Ayanna Pressley Will Officially Call for a Kavanaugh Impeachment Inquiry
Politicians have been calling for an impeachment inquiry into Supreme Court Justice Brett Kavanaugh since the New York Times reported on new sexual assault allegations against him. On Tuesday, Rep. Ayanna Pressley will take it a step further: she plans to introduce a resolution officially calling for that inquiry.
According to Boston NPR station WBUR, Pressley plans to file a three-page resolution that would authorize an impeachment inquiry, as well as call for the assembling of a committee or task force to issue subpoenas and amass related documents.
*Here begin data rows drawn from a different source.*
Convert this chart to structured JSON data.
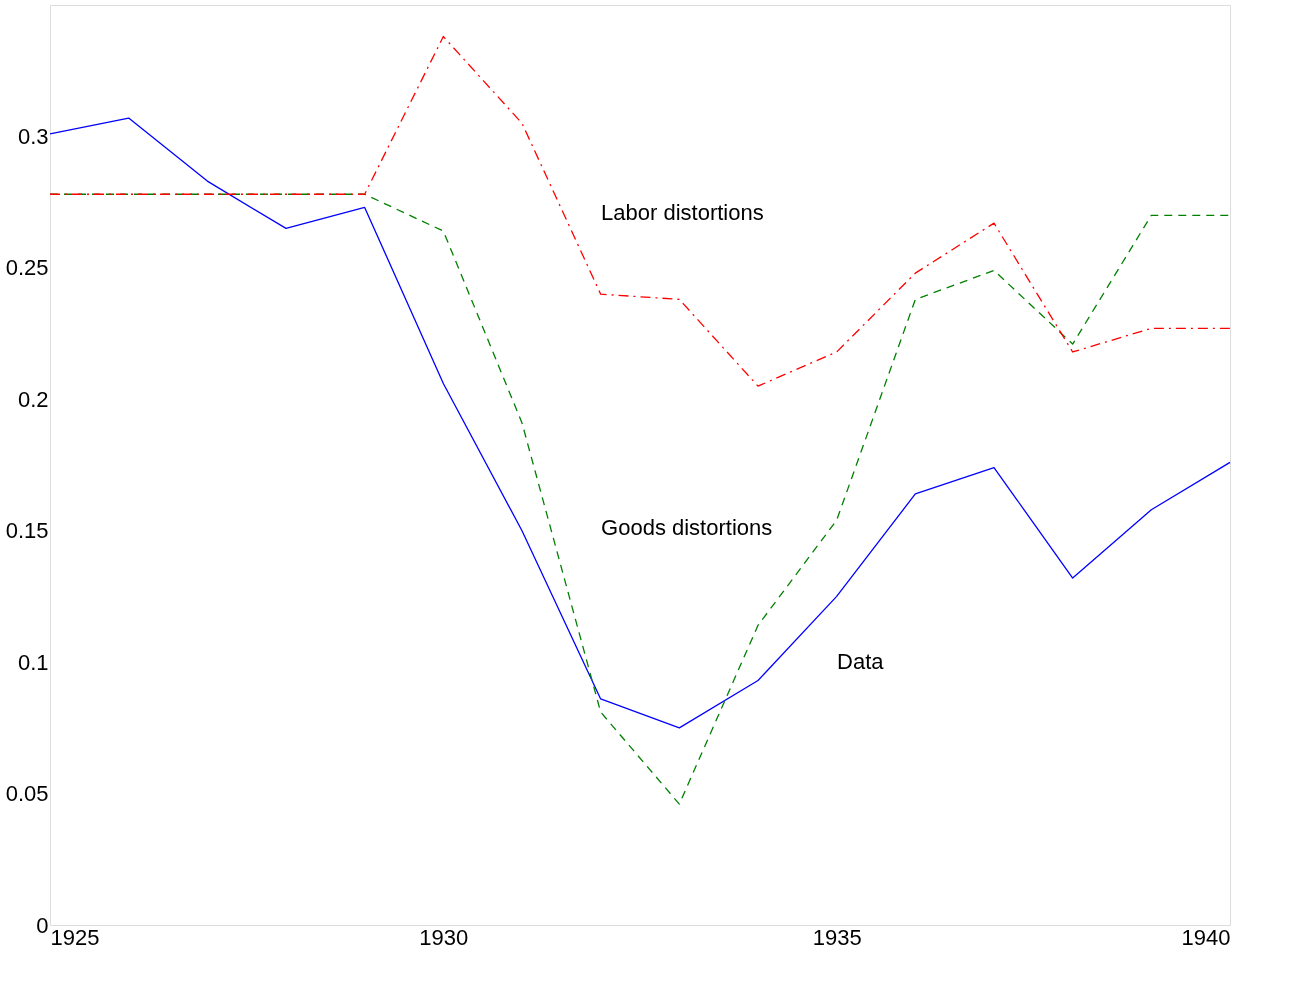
{
  "chart_data": {
    "type": "line",
    "x": [
      1925,
      1926,
      1927,
      1928,
      1929,
      1930,
      1931,
      1932,
      1933,
      1934,
      1935,
      1936,
      1937,
      1938,
      1939,
      1940
    ],
    "series": [
      {
        "color": "#0000ff",
        "line_style": "solid",
        "values": [
          0.301,
          0.307,
          0.283,
          0.265,
          0.273,
          0.206,
          0.15,
          0.086,
          0.075,
          0.093,
          0.125,
          0.164,
          0.174,
          0.132,
          0.158,
          0.176
        ]
      },
      {
        "color": "#007f00",
        "line_style": "dashed",
        "values": [
          0.278,
          0.278,
          0.278,
          0.278,
          0.278,
          0.264,
          0.191,
          0.081,
          0.046,
          0.114,
          0.154,
          0.238,
          0.249,
          0.221,
          0.27,
          0.27
        ]
      },
      {
        "color": "#ff0000",
        "line_style": "dashdot",
        "values": [
          0.278,
          0.278,
          0.278,
          0.278,
          0.278,
          0.338,
          0.305,
          0.24,
          0.238,
          0.205,
          0.218,
          0.248,
          0.267,
          0.218,
          0.227,
          0.227
        ]
      }
    ],
    "annotations": [
      "Labor distortions",
      "Goods distortions",
      "Data"
    ],
    "xlim": [
      1925,
      1940
    ],
    "xticks": [
      1925,
      1930,
      1935,
      1940
    ],
    "ylim": [
      0,
      0.35
    ],
    "yticks": [
      0,
      0.05,
      0.1,
      0.15,
      0.2,
      0.25,
      0.3
    ],
    "grid": false,
    "marker": "none"
  }
}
The resolution would also authorize funding for the investigation.
“I believe Christine Blasey Ford. I believe Deborah Ramirez. It is our responsibility to collectively affirm the dignity and humanity of survivors,” Pressley said in a statement, according to WBUR.
Though the assault allegations prompted 2020 hopefuls like Elizabeth Warren and Julián Castro to call for Kavanaugh’s impeachment, House Judiciary Committee Chairman Jerry Nadler says that the Committee was too busy investigating Donald Trump to turn their attention to Kavanaugh. “We have our hands full with impeaching the president right now and that’s going to take up our limited resources and time for a while,” Nadler told WNYC’s Brian Lehrer on Monday.
Meanwhile, the stalwart Kavanaugh Defenders logged on:
As did the President, using some…very specific…language:
Right-wing elected officials (and Ben Shapiro) are particularly incensed over the Times’s editor’s note clarifying that a victim who was allegedly assaulted by the Supreme Court Justice at a college party, did not recall the incident. That does not mean that it did not happen, of course, hence the calls for an investigation. Not that we’ll get one.
Correction, 12:49 a.m. ET: This post has been updated to reflect that the alleged Brett Kavanaugh victim who does not recall the assault is not former Yale classmate Deborah Ramirez, as previously stated, but another classmate who was not named.